AUTO LOANS It’s not easy to get one right now. In 2007, 83 percent of people who applied for one got one, according to CNW Marketing Research of Bandon, Ore. The approval rate this year? Sixty percent, through Oct. 8.

Meanwhile, the minimum credit score required for the very best rate was 786 at the end of September according to CNW, up from 741 a year ago. Marc Cannon, a spokesman for AutoNation, the largest car dealer in the United States, added that there was no magic number for good rates, because it could depend on car type, cost and loan length.

MORTGAGES Here, it’s especially hard to come up with a bottom line number, because different entities (lenders, mortgage insurers, Fannie Mae and Freddie Mac) can add fees or dictate terms. In general, the bigger your down payment, the better chance you’ll have at getting the best available rate, as long as you have a credit score of at least 740 or so.

If you can’t come up with a big down payment, there are still loans available. There is one bright spot for borrowers: The Federal Housing Administration backs certain loans that lenders make to borrowers with down payments of as little as 3 percent, even if their credit scores are below average.

If only such programs were available for lower-scoring people elsewhere. Until they are, your score remains crucial, and there are a number of things you can do to improve or preserve it.

CHECK FOR ERRORS First, examine your credit report for accounts you don’t recognize. If you find any, it may be a simple error, but it could be a sign that a thief is opening new accounts in your name.

You’ll also want to look for any incorrect indications of late payments or other black marks. If you find any, report them to the credit bureau, since the errors are probably hurting your credit score. They are supposed to respond within 30 days.

PAY ON TIME It’s obvious, but it’s also crucial, because payment history accounts for about 35 percent of the FICO calculation for the general population (it could be more, or less, for certain individuals though). Just 60 or 65 percent of credit reports show no late payments, which means a lot of other people are still messing this up.

It’s easy to get lulled into complacency when, say, doctors’ billing services decline to report you to the credit bureaus for ignoring their bills for three months. Sure, they may be lenient, but don’t think that a mortgage company won’t report you for being a single day late.
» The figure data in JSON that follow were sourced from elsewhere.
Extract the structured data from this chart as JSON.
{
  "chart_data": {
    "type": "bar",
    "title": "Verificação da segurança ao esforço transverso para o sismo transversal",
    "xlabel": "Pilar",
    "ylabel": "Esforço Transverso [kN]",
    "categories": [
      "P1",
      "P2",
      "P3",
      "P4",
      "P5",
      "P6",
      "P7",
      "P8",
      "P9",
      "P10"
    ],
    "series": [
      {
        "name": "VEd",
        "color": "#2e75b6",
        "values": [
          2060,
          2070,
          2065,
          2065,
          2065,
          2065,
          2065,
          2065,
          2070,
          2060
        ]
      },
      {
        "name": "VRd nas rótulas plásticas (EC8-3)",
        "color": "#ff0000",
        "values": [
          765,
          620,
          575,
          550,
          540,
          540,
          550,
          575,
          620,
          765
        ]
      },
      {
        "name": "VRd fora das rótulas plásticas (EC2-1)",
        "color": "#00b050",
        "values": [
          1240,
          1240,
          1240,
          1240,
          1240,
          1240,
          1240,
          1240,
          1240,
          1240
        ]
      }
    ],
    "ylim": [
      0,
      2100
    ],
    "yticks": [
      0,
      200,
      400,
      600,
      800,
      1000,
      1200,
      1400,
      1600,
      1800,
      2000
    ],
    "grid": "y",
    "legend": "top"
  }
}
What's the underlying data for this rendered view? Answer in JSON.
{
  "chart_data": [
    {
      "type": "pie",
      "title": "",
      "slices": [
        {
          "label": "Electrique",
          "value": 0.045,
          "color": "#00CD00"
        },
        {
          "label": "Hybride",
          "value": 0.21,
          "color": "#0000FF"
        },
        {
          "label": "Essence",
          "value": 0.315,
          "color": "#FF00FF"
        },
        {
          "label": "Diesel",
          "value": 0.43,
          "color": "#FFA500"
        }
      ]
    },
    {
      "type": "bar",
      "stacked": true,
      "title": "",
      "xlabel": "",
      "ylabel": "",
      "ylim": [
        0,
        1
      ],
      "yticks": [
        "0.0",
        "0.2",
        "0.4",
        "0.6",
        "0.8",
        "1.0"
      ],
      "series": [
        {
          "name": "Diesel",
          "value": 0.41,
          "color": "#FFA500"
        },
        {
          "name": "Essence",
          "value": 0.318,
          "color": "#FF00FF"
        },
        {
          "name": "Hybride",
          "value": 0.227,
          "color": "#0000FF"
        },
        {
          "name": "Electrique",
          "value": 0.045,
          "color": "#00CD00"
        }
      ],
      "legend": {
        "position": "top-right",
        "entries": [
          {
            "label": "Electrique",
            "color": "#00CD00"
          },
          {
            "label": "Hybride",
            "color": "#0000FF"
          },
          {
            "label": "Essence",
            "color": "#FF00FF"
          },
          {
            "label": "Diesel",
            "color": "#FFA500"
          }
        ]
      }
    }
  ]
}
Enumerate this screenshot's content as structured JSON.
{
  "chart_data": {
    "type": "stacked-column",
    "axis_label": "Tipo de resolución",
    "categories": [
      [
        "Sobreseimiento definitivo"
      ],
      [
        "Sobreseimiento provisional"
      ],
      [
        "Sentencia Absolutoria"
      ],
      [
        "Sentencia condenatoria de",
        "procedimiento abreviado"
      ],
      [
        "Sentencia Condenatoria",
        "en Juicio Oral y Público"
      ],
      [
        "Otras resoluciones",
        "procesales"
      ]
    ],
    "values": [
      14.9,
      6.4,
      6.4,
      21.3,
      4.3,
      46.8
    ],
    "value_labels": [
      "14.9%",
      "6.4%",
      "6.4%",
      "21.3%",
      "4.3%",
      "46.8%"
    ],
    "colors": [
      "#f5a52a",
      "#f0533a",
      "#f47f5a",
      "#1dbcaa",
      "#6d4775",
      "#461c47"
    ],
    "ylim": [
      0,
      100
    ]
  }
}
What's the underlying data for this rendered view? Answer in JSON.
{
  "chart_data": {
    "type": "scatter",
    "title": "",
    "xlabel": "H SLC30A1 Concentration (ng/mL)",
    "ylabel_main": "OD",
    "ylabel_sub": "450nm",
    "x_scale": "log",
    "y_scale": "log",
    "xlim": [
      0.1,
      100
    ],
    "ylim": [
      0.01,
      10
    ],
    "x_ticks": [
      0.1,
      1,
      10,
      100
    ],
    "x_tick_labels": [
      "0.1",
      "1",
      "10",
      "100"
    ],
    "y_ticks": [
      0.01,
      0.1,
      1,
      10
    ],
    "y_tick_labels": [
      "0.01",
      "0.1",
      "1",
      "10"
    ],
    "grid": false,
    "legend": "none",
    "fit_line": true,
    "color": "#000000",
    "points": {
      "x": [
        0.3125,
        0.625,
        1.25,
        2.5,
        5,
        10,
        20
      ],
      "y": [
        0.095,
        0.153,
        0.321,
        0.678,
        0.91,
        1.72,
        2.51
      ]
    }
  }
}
If you have trouble remembering to send in bills, pay them automatically each month through your bank account or credit card. Then, pay the card bill automatically as well each month, or set multiple reminders for yourself to pay that bill on time.

REDEFINE YOUR DEBT About 30 percent of your score reflects the amount of money you owe. If you pay your credit card bills off each month, you may think that you’re home free on this front and that your debt is zero.

But that may not be the case. The credit report data used by the FICO system show your credit limit and your end-of-month balance, before you pay the bill. If you have just one credit card with a credit limit of $5,000 and you’re spending $4,000 each month, that can rough up your score, even if you’re paying it off in full every month.

Mr. Ulzheimer, the author and credit.com educator, suggested that if you were applying for any sort of loan or card soon that you put away your other cards for a few months so that you show no balance at all. If that’s not possible or practical, lower your spending so that your monthly bills are no more than 10 percent of the available credit on all of your cards. It also may be worth asking for a higher limit on a card or two, just to improve this ratio.

BEWARE OF RETAIL CARDS Given the overall economic environment, you’ll probably be looking for savings everywhere you can find them come holiday gift-shopping season.

But stay away from those deals offering 10 percent off when you open up a store credit card account.

These cards can hurt your credit score if you open too many in a short time, and their credit limits tend to be lower than standard credit cards, Mr. Ulzheimer noted. That can contribute to the same problem he addressed in the section above.

So use an existing credit card. Or spend cash. Better yet, give cash. It may come in even handier than a great credit score in the coming months.